The neighbors had once lived on the finca as tenant farmers, the crumbling house had been their home, and the name on the gate was Casería del Curiosu, the homestead of el Curiosu. Years had passed since they’d built their own house on their own adjoining finca, abandoning the casería, which was by then a ruin. This neighbor, el Curiosu, the paterfamilias, after talking over his fence to my father-in-law, decided to accompany him another 200 yards to the old home. There the two old men, both about 80, sat in the shade under the wooden storehouse, a box on pillars called an horreo, and traded stories.
They talked about the past, which at their age was a wide field, and they covered a lot of it. Who had been where in the Civil War, who had seen more since, who had worked harder, and who had suffered more and held up better. Whose aches and pains were the more serious. The leisurely talk was a mix of one-upmanship, sympathy, and scorn between these two men, both dressed in worn, loose clothing, both grizzled, one a man who had labored at farm work all his life, and the other a man who had never labored at anything, at least in the eyes of his companion, for whom he was still an hijo de papá—privileged dandy.
The neighbor had been something of a dandy himself. “Yes,” he said, and slyly mentioned from deep in the sofa’s grungy cushions and sagging springs, that the nickname el Curiosu wasn’t due to a questioning mind (which he had, he said) or an ease with both minuscule and grand repairs (which he had) but for the good-looking fellow he had been. “Yes,” he affirmed. “In my day I made heads turn.” He shifted and pressed one hand over the other on his walking stick.

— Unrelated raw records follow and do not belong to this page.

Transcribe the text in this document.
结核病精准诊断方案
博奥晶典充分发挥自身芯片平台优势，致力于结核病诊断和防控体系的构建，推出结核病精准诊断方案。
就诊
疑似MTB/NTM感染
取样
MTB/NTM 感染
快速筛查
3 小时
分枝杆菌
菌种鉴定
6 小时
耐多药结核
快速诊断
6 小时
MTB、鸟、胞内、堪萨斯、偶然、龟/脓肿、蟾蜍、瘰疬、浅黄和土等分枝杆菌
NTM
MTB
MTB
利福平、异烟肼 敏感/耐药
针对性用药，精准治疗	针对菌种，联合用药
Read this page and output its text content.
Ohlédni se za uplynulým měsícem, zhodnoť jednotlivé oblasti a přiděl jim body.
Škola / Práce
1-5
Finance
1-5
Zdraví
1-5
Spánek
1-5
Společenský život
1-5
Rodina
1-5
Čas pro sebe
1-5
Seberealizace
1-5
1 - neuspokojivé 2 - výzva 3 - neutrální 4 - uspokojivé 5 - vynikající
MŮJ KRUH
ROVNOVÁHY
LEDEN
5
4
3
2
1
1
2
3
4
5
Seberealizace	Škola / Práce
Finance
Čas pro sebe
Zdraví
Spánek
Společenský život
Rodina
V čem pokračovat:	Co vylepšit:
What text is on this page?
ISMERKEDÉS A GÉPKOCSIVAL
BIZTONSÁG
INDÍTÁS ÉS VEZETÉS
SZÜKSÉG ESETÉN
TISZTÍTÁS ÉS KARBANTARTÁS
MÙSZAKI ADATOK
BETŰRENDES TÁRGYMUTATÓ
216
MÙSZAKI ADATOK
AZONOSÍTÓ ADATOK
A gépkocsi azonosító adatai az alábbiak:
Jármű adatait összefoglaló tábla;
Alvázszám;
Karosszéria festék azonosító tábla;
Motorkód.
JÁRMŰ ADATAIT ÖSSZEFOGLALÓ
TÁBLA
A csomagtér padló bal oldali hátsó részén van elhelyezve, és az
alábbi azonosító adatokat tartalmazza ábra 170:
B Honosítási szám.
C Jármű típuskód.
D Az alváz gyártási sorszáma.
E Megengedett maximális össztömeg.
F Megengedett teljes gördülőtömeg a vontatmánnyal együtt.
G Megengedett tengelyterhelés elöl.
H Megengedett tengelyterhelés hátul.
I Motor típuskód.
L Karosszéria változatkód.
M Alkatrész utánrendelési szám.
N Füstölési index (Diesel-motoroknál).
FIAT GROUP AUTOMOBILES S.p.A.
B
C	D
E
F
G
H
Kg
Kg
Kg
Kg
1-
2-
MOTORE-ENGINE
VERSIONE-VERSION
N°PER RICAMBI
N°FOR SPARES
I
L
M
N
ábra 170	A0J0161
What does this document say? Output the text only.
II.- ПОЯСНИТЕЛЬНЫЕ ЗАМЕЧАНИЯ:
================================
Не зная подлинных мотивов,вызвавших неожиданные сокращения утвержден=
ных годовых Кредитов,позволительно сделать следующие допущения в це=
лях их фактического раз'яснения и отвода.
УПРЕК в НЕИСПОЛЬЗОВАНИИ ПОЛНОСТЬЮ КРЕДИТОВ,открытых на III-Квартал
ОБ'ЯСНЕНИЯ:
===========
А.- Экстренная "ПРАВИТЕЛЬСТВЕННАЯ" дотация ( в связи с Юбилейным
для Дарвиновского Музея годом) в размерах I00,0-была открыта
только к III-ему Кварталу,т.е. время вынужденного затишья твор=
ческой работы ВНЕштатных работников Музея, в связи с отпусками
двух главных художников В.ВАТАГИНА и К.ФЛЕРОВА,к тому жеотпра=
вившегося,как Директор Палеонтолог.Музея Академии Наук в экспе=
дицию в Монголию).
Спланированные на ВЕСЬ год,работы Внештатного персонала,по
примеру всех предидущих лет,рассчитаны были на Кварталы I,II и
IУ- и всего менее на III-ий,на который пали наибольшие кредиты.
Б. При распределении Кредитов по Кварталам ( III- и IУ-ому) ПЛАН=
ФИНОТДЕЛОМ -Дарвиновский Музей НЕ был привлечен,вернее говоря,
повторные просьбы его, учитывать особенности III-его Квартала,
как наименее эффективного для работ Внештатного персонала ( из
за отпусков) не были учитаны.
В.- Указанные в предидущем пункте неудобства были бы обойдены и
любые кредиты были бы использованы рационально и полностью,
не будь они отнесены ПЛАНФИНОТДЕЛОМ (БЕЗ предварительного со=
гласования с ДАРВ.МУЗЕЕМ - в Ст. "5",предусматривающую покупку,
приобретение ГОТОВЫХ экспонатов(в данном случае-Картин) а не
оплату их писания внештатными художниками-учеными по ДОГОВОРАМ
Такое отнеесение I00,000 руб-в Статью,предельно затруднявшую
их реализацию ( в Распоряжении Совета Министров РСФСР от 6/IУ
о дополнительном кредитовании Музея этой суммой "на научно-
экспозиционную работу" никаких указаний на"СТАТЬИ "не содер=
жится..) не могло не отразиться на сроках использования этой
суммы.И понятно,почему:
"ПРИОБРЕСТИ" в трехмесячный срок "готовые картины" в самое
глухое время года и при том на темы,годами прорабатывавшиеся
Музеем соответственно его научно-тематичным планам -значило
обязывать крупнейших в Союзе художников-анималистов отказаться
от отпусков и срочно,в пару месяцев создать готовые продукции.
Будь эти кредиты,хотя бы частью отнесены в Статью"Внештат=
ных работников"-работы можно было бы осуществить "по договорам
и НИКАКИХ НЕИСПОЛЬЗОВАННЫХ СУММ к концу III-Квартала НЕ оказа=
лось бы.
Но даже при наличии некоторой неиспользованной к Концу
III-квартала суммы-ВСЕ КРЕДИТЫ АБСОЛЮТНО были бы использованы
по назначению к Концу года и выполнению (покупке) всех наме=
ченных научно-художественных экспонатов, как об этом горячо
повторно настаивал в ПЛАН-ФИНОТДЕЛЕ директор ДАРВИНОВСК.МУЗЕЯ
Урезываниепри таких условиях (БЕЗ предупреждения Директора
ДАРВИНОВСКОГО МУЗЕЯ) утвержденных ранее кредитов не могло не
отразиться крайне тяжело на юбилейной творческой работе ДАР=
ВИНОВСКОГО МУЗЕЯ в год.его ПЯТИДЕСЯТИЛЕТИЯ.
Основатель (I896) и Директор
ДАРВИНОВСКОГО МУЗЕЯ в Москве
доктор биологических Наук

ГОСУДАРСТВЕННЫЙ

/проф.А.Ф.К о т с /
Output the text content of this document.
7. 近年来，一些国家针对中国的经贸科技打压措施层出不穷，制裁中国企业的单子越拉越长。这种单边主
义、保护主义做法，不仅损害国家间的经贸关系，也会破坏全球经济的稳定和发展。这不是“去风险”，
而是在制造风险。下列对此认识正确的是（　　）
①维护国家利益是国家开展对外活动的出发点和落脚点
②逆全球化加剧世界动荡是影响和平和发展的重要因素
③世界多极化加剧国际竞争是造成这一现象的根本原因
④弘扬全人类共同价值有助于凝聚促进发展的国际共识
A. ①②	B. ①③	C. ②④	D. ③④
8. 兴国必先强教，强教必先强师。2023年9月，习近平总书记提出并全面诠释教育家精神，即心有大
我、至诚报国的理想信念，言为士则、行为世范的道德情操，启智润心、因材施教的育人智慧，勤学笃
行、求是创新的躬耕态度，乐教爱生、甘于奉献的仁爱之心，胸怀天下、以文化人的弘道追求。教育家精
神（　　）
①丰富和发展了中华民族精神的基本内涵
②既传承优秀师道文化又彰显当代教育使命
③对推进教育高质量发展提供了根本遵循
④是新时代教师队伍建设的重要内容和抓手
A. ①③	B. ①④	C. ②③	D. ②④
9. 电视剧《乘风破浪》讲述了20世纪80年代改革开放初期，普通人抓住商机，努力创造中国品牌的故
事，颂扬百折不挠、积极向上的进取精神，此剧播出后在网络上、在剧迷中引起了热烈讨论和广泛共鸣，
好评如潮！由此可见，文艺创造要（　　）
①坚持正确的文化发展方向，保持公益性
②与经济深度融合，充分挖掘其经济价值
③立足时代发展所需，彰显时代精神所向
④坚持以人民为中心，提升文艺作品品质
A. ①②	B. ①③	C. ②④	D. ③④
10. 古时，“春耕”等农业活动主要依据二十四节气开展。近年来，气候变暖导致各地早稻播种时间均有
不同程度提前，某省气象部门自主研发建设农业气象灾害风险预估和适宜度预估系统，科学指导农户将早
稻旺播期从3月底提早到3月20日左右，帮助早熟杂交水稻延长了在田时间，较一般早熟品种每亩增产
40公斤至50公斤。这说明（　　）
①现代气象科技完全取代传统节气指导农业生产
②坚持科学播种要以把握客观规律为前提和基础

The man was heavy, old, stiff with rheumatism. He hobbled on a cane, had no hair, and most likely had no teeth either. A moment before, talking of his ailments, and the way life had changed, he had been doleful, but at the memory of preparing for a Saturday night dance, his eye glinted. “Es cierto,” it’s true, he said, holding up his hand like a slab of wood, fingers thick and pale, and I didn’t doubt it. No one disbelieved him. Not the young people listening, not the baby staring, not the dogs scratching fleas, and not the other old man, lounging beside him. And when he smiled again, it wasn’t at the memory of a tractor repair or an idea that had engaged him, but something else he was remembering. Or was it? The things I could do with these hands, he murmured. His eyes crinkled in pleasure.